4.3. Fermentative Microbiota Analysis
In a previous work [10], it was indicated that the substrates affected the microbial community growing during the fermentation. Thus, the bacterial communities that grew on both fresh and treated substrates presented a significantly different structure to the residual bacterial population of the fermentation controls. Additionally, the dehydration of the bagasse has a clear effect on the composition of the in vitro fermentative microbiota. Interestingly, the air-dried technique benefits the growth of several SCFA-producer genera. The great abundance of the Butyrivibrio genus detected after the fermentation of the three bagasses, fresh, heat-treated, and freeze-dried, suggested that the composition of the almond substrate favors its growth. Different species of Butyrivibrio are involved in plant polysaccharide breakdown and butyrate production, a short-chain fatty acid that has beneficial health effects for the host [35]. Moreover, the genera Eubacterium, Fusicatenibacter, Romboutsia, Phascolarctobacterium, and Ruminococcus, which presented high abundance after bagasse fermentations, have been also described as fiber-degraders and butyrate-producers [36,37]. Based on comparative genome analysis, Gerritsen et al. [38] showed that the genus Romboutsia encode a versatile array of carbohydrate metabolic capabilities, respectively, carbohydrate utilization producing formate, acetate, lactate, and butyrate. Phascolarctobacterium has been described as an acetate and propionate producer and is positively associated with positive mood in humans [39]. Moreover, Phascolarctobacterium faecium has been related to the tolerance of metformin in type 2 diabetes patients [40]. Likewise, Holdemanella, Allisonella, and Dialister presented with higher abundance after dehydrated-bagasse fermentations. Valles-Colomer et al. [41] described Dialister and Coprococcus as neuroactive genera that are depleted in depression. A study in mice showed that Holdemanella biformis ameliorates hyperglycemia, improves oral glucose tolerance, and restores gluconeogenesis and insulin signaling in the livers of obese mice [42]. Thus, the colonic fermentation of dehydrated bagasses, specially air-dried bagasse, promotes the growth of commensal bacteria described as beneficial to human health.
5. Conclusions
Almond bagasse is an interesting by-product, not only for its fiber content, but also for its richness in polyphenols. Its stabilization via a controlled dehydration treatment combined with milling is an alternative for producing functional powdered ingredients for the food industry. Air drying at 60 and 70 °C and lyophilization reduced the content of all the specific polyphenols analyzed. The retained content was very variable depending on the polyphenol considered and the treatment applied. There was no defined trend. The maximum retention (83.3%) was for apigenin -7- glucoside after air drying at 70 °C and the minimum (29.5%) was for sinapic acid after air drying at 60 °C.

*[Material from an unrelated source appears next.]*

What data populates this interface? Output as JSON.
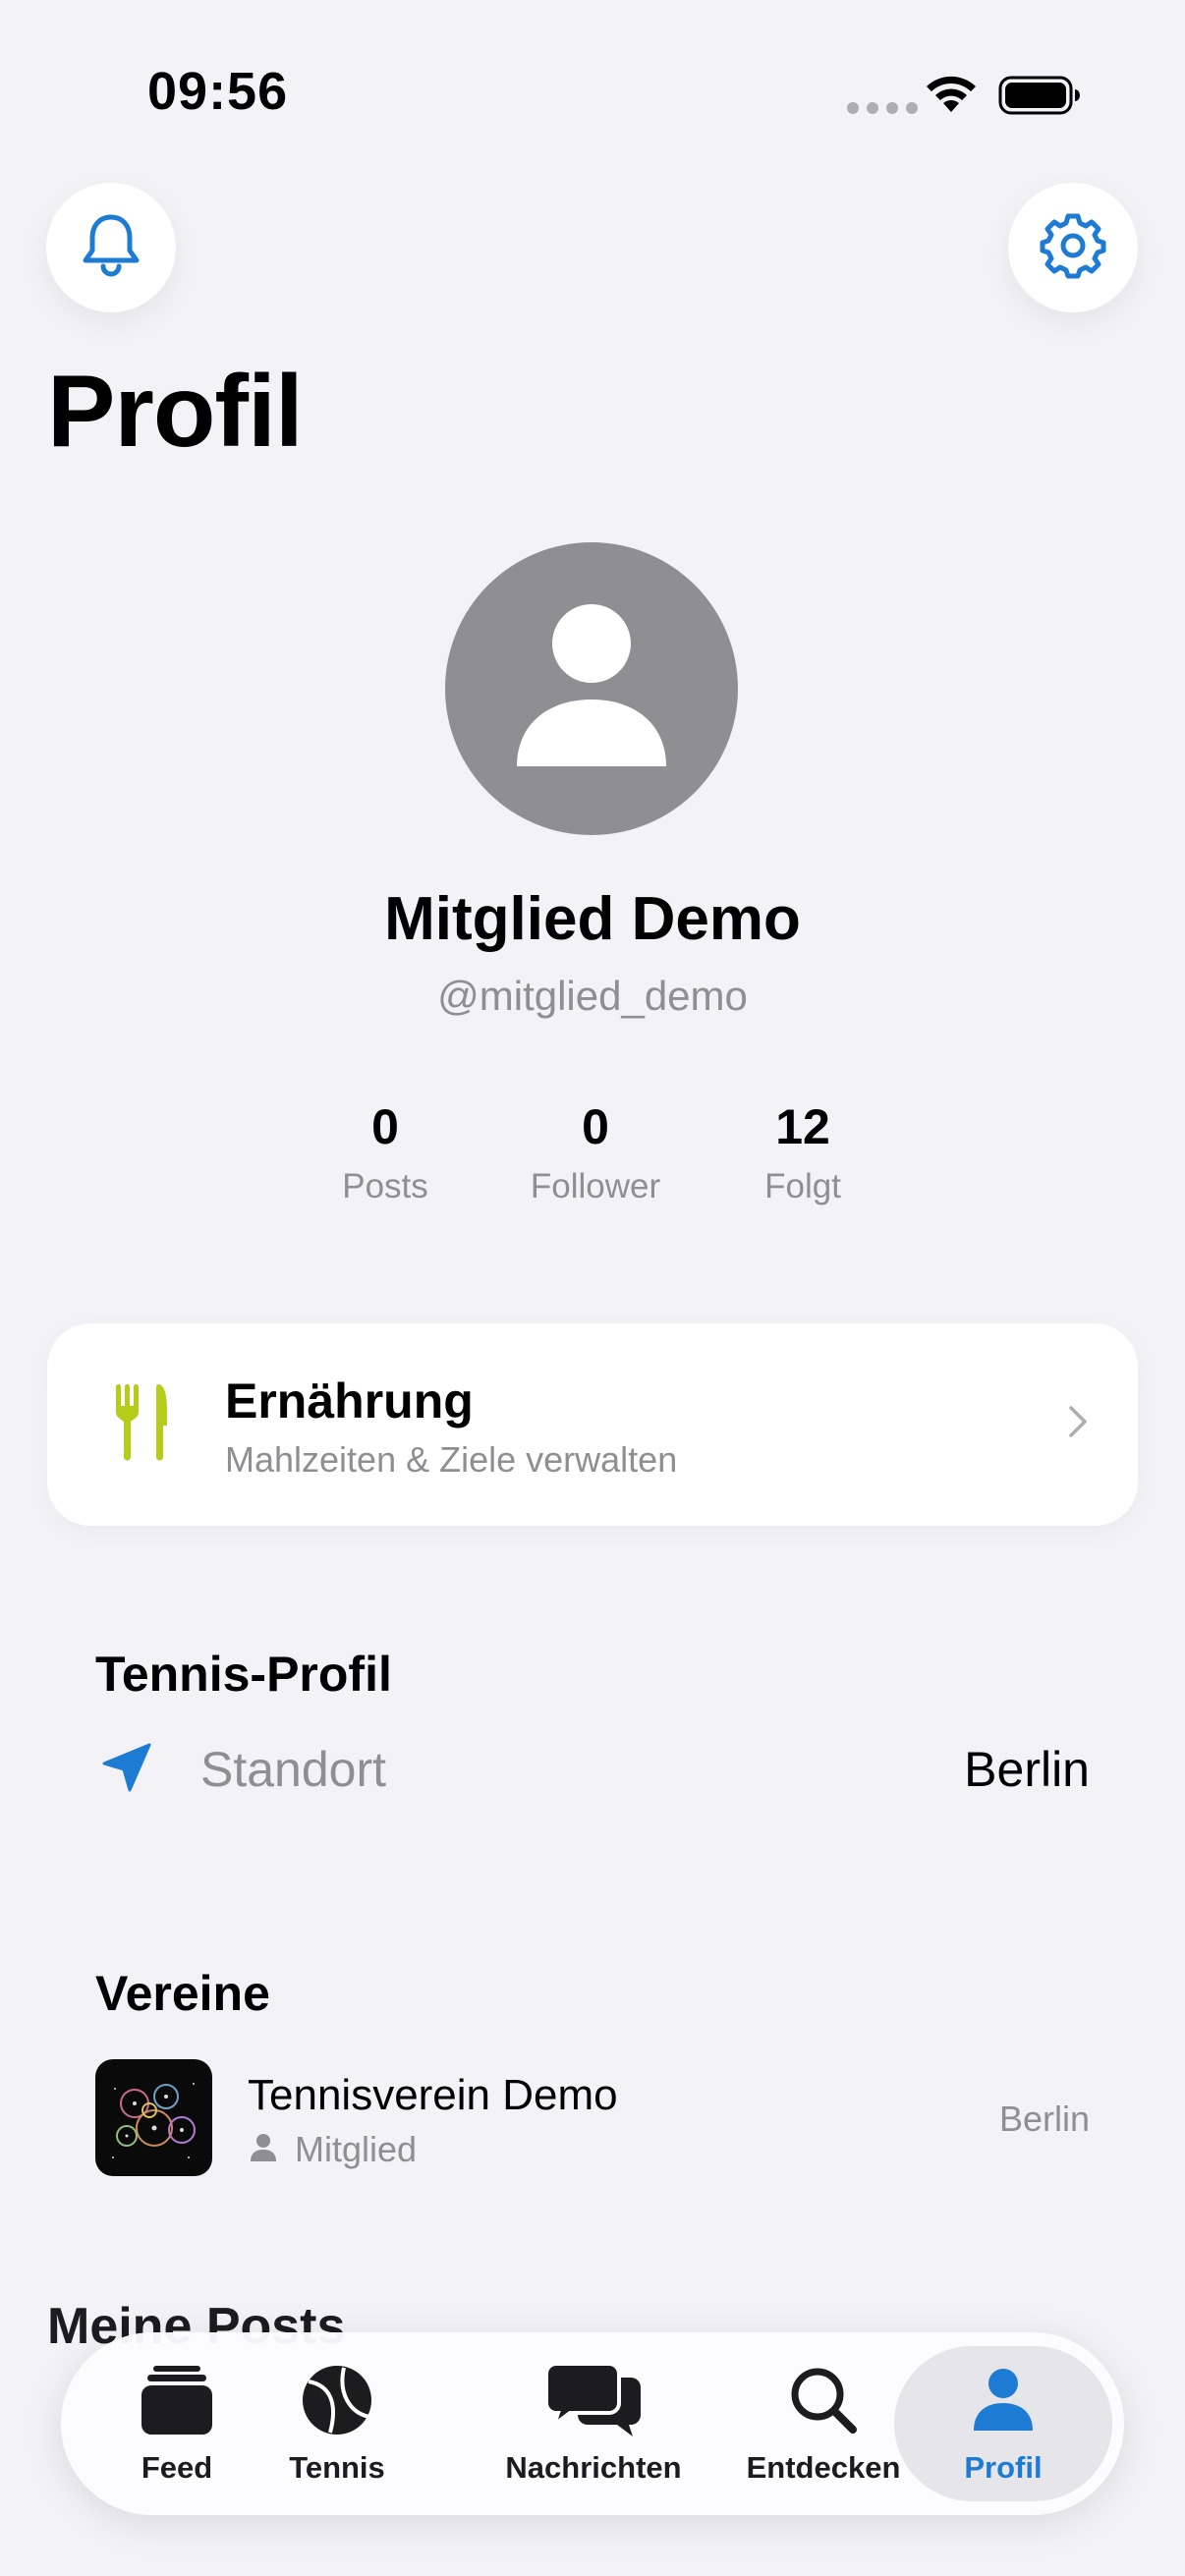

In terms of antiradical scavenging activities and total phenolics, each of the treatments considered significantly reduced the levels. However, in vitro digestion and the intestinal and colonic phases, although still reducing the specific polyphenol content in all the powdered products, made it possible to recover much of the antiradical capacity from the fresh product.
The fermentation of almond bagasse, both fresh and dehydrated, promoted the growth of Butyrivibrio, which is a genus described as a fiber degrader and butyrate producer. Thus, the increase in the Butyrivibrio genus could have implications for human health. Moreover, the dehydration techniques influenced the composition of the in vitro resulting microbial community, with the air-dried method giving rise to a greater abundance of SCFA-producer genera.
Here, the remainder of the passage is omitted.